Act Like a Powerful Business Leader

February 14, 2008 by admin  
Filed under Sales

(24601)

Don’t act like a saleperson. Think like a business owner, and focus intensely on what they care about. Learn how to speak their language so you can persuade them to buy using the various terms and conceprs they are familiar with.

Your Main Target Is Business Owners

A business owner doesn’t really care whether what you have to sell is tax deductible. Nor does he or she lose any sleep over whether or not you make your sales quota for the month. And you can guarantee anyone you’re trying to sell has alreayd entertained a number of sales hotshots who promised to “help your business,” “save you money” or “make your life easier.” These are all the old and tired cliches high-pressure manipulators have used since the beginning of commerce.

The Three Things Business Owners Care about Most

1. Increasing revenues
2. Decreasing expenses
3. Increasing efficiency

  • Increasing revenues: Every company wants to make more money, and the easiest way to achieve that is to sell more products and services. Business owners are always looking for more sales.
  • Decreasing expenses─Everyone wants to cut costs, but not at the expense of sales. Most business expenses generate a positive return on investment. Business owners don’t want to cut costs if that will aut revenues, but they are interested in ideas that increase their return on investment.
  • Increasing efficiency─All companies are trying to boost their efficiency so as to enhance their bottom line profitability. Efficiency is what allows a company to grow, and business owners spend lots of time working in this area. However, when talking about efficiency,concrete facts and numbers are required, not glib or vague promises made by the average salesperson who states: “We can save you money.”
  • Profit Is the Key

    The typical salesperson will come into a business chock full of ideas about how he or she can help the company if they will just buy what is on offer. Business owners have heard this so many times before their eyes will just glaze over. Instead, you should go in and center your discussions on one key area: “profit justification.” In simple terms, this means how much money they will make by using what you have to offer. If you can show them your offering will not only pay for itself withina short time frame, but then also make more money for them in the future, you’ll be sure to have their attention.

    Business owners are looking for specifics. That means you have to find out on advance enough information about the company so that what you discuss will already be tailored to their actual needs. Or alternatively, you’ll need to persuade them to buy in a two-step sequence where you gather facts on the first visit and then give them a concrete proposal on the second.

    If what you have to offer can genuinely justify itself and then become a future source of revenue once it is paid off, then you don’t really have to do any selling at all. The business owner will be keen to buy because your produce or service will stand on its own merits.

    Do Away with Cold Calling

    Acting like a business leader also explains why you don’t cold call to try and drum up more sales. In simple terms, cold calling is a very ineffcient use of your time. If you were to invest the same amount of time previously dedicated to cold calling into self-maketing that establishes you as the clear leader in your field, you’ll always come off better.

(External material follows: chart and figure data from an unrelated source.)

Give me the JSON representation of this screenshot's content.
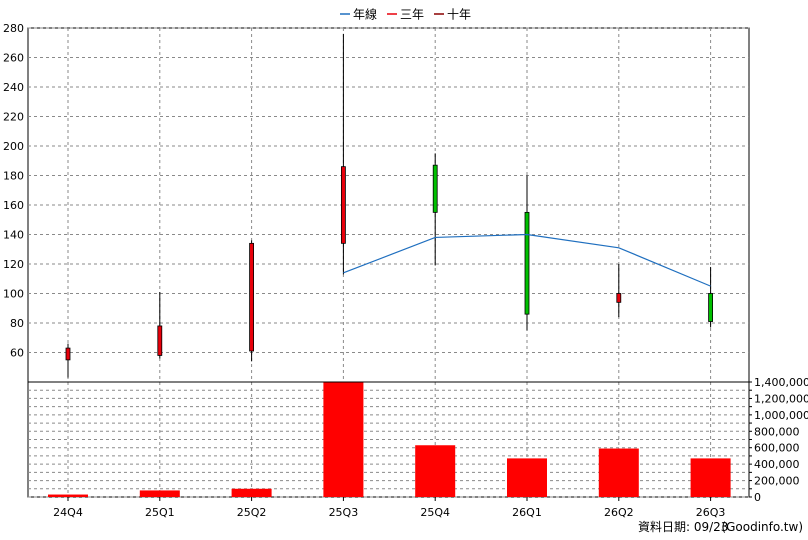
{
  "chart_data": {
    "type": "candlestick+line+bar",
    "categories": [
      "24Q4",
      "25Q1",
      "25Q2",
      "25Q3",
      "25Q4",
      "26Q1",
      "26Q2",
      "26Q3"
    ],
    "legend": [
      {
        "name": "年線",
        "color": "#1f6fbf"
      },
      {
        "name": "三年",
        "color": "#e8000b"
      },
      {
        "name": "十年",
        "color": "#8b0000"
      }
    ],
    "legend_position": "top-center",
    "price_axis": {
      "ylim": [
        40,
        280
      ],
      "ticks": [
        60,
        80,
        100,
        120,
        140,
        160,
        180,
        200,
        220,
        240,
        260,
        280
      ]
    },
    "candles": [
      {
        "open": 55,
        "close": 63,
        "high": 66,
        "low": 43
      },
      {
        "open": 58,
        "close": 78,
        "high": 101,
        "low": 56
      },
      {
        "open": 61,
        "close": 134,
        "high": 136,
        "low": 54
      },
      {
        "open": 134,
        "close": 186,
        "high": 276,
        "low": 113
      },
      {
        "open": 187,
        "close": 155,
        "high": 195,
        "low": 119
      },
      {
        "open": 155,
        "close": 86,
        "high": 180,
        "low": 75
      },
      {
        "open": 94,
        "close": 100,
        "high": 120,
        "low": 84
      },
      {
        "open": 100,
        "close": 81,
        "high": 118,
        "low": 77
      }
    ],
    "series": [
      {
        "name": "年線",
        "values": [
          null,
          null,
          null,
          114,
          138,
          140,
          131,
          105
        ]
      }
    ],
    "volume": {
      "values": [
        30000,
        80000,
        100000,
        1420000,
        630000,
        470000,
        590000,
        470000
      ],
      "ylim": [
        0,
        1400000
      ],
      "tick_labels": [
        "0",
        "200,000",
        "400,000",
        "600,000",
        "800,000",
        "1,000,000",
        "1,200,000",
        "1,400,000"
      ]
    },
    "grid": true
  },
  "footer": {
    "date_label": "資料日期: 09/23",
    "source": "(Goodinfo.tw)"
  },
  "colors": {
    "up": "#e8000b",
    "down": "#00c000",
    "volume": "#ff0000",
    "line": "#1f6fbf",
    "grid": "#8a8a8a"
  }
}
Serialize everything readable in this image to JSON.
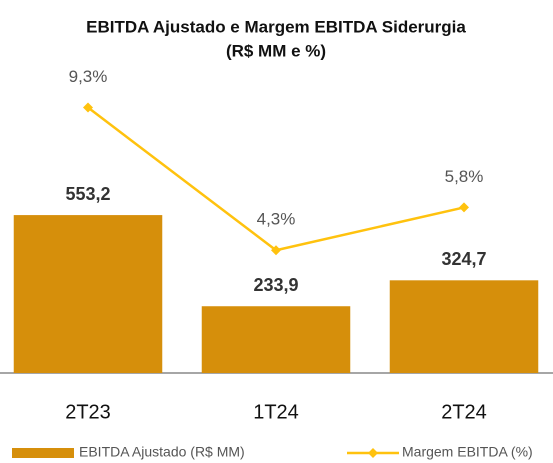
{
  "chart_data": {
    "type": "bar_line",
    "title": "EBITDA Ajustado e Margem EBITDA Siderurgia",
    "subtitle": "(R$ MM e %)",
    "categories": [
      "2T23",
      "1T24",
      "2T24"
    ],
    "series": [
      {
        "name": "EBITDA Ajustado (R$ MM)",
        "type": "bar",
        "color": "#d68f0b",
        "values": [
          553.2,
          233.9,
          324.7
        ],
        "value_labels": [
          "553,2",
          "233,9",
          "324,7"
        ]
      },
      {
        "name": "Margem EBITDA (%)",
        "type": "line",
        "axis": "y2",
        "color": "#ffc20e",
        "values": [
          9.3,
          4.3,
          5.8
        ],
        "value_labels": [
          "9,3%",
          "4,3%",
          "5,8%"
        ]
      }
    ],
    "ylim": [
      0,
      1100
    ],
    "y2lim": [
      0,
      11
    ],
    "legend": "bottom"
  }
}
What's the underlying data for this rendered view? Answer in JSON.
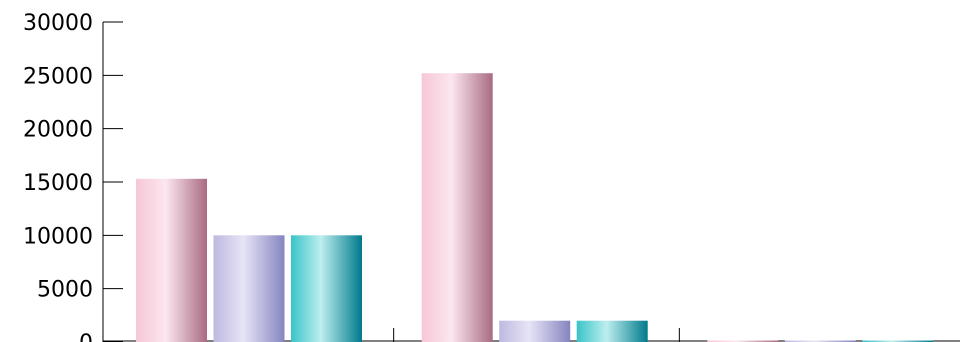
{
  "chart_data": {
    "type": "bar",
    "categories": [
      "",
      "",
      ""
    ],
    "series": [
      {
        "values": [
          15300,
          25200,
          50
        ]
      },
      {
        "values": [
          10000,
          2000,
          50
        ]
      },
      {
        "values": [
          10000,
          2000,
          50
        ]
      }
    ],
    "title": "",
    "xlabel": "",
    "ylabel": "",
    "ylim": [
      0,
      30000
    ],
    "yticks": [
      "0",
      "5000",
      "10000",
      "15000",
      "20000",
      "25000",
      "30000"
    ],
    "grid": false,
    "legend": "none",
    "colors": [
      {
        "dark": "#a86a82",
        "light": "#fce6ef",
        "base": "#f6c7d7"
      },
      {
        "dark": "#8585bf",
        "light": "#e7e4f6",
        "base": "#bdb9e0"
      },
      {
        "dark": "#007a8c",
        "light": "#bdeeee",
        "base": "#39c4c8"
      }
    ]
  }
}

    Cold calling for business is ineffective because:

  • It’s not something well-known and reputable businesspeople need to do.
  • It dilutes rather than strengthens your personal credibility.
  • It’s common knowledge that the best people in any field have no need to cold call. This, if you do it, you’re starting from a perceived position of weakness in your prospective customer’s mind.
  • Instead of coming across as a business equal with superior know-how and skills, you position yourself as someone who has an inferior track record.
  • When you cold call, you look more desperate than successful.
  • You waste lots of time speaking with people who are not qualified or able to buy what you have to offer.
  • Many generations of salespeople were brought up on the concept that sales is a numbers game and you simply have to pay your dues by going out and cold calling until you meet someone who will be interaested in buying. That is a complete fallacy. If you’re doing something unproductive, it is sheer madness to increase the amount of time you allocate to that activity. All you end up doing is devoting a larger pro-protion of your time to a nonproductive activity.

    How to Think and Act like a Business Owner
  • Read some basic finance and accounting books─to learn about business finance, accounting and cash flow. Get familiar with these concepts, because that’s what owners think about all day every day.
  • Focus on ROI─Package all your produce or service benefits in terms of return on investment.
  • Sing the praises of your offerings─Get very familiar with showing people how what you offer increases revenues, decreases expenses or enhance efficiency. Be able to make and discuss these points with specific, not generalities.